I made this video explaining the basics of vibecoding, but here’s the written version in case you prefer to read instead of watch me mumble through examples.
Vibecoding is pretty simple: you describe what you want in plain language, and an AI tool turns that into working code. You say, “Add a dark mode toggle,” and boom—it writes it. You’re still the one with the idea (for now), but the robot does most of the typing.
But, I think it’s more than a new dev workflow—it’s a peek at what’s coming for everything. This whole pattern of “give input, get output, tweak input, repeat” is how we’ll build and make stuff on everything. Right now it’s code. Soon, it’s everything.
The way we talk to LLMs is the new programming. We have to see tools like Claude Code as the new type of sofware, the new operating systems. Partial autonomy feels like the real future. You’re not handing over your job; you’re getting a weird little teammate who can carry the boring parts while you direct things.
Let’s get into some tools you can try—and which ones I think are worth your time.
Top Vibe Coding Tools
v0 (by Vercel)
Turns prompts into React/Next.js apps. Pretty much my favorite.
Pros
Has the best taste (subjective, but I stand by it)
Great for deploying quick projects
WYSIWYG editor built in (u select a thing and then you can edit it with a familiar UI)
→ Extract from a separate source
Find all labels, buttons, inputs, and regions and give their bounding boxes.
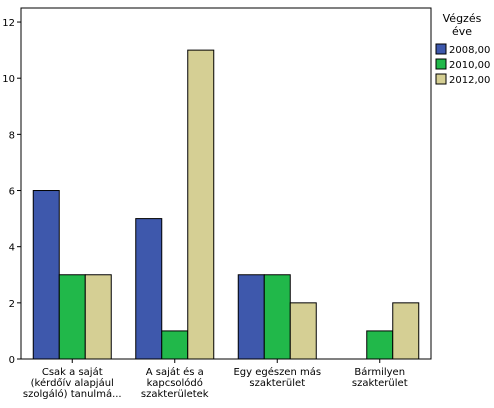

Import Figma files (!), and weirdly works better with them than Figma itself
You can fork code from any chat
Cons
Only for web apps
Designer Friendly: Very
Price: Free with paid options
Cursor
Code editor with AI built-in.
Pros
Agent mode that just does stuff
Works with any model: Claude, GPT, Gemini
Basically VS Code with superpowers
Cons
You still need to know a bit of code
Designer Friendly: Meh, if you know your way around code
Price: Free + paid plans
Lovable
Visual builder with AI. Cute, clean, chaotic.
Pros
Pretty UI, great defaults
Good for quick frontends
Cons
Gets verbose fast
Too eager. Adds stuff I didn’t ask for ughhh
Designer Friendly: Yes
Price: Free to try, paid for full export
Bolt
Prompt-in, web app out.
Pros
Good for small projects
Quick results
Cons
Not very customizable
Gets messy, like Lovable
Designer Friendly: Sure
Price: Free
Claude Code
Lives in your terminal. Not for the faint of heart. I believe it’s potentially the most powerful one.
Pros
Understands large codebases
Makes edits across multiple files
Feels like a real dev buddy
Cons
You need to write proper prompts
Terminal-based = Not for most designers
Designer Friendly: lol, no
Price: Free and paid tiers
Figma Make
Figma now writes code from your designs or prompts.
Pros
Super useful if you live in Figma
Quick way to go from design to code
Cons
Doesn’t do deep logic or integrations
Designer Friendly: Very
Price: Free + paid
Canva Code
Pretty similar to the other code editors. If you already use Canva, boom, now you have a simple coding tool!
Pros:
Super simple to use
You can publish and share
Part of your canva sub
Cons:
Not great for complex stuff
No integrations to databases or other stuff (but that’s also kinda cool if u just want something simple)
Quick Tips for Better Vibecoding
Use familiar tools: Tailwind, React, HTML. Helps the AI stay on track.
Use Git. Seriously. Stuff breaks.
Think like a PM: What are you building, why, who’s it for, and what vibe are you going for? Let the robot handle the rest.
That’s it… that’s the magic. You describe stuff, the robot builds, you review. It’s not cheating. It’s the new workflow.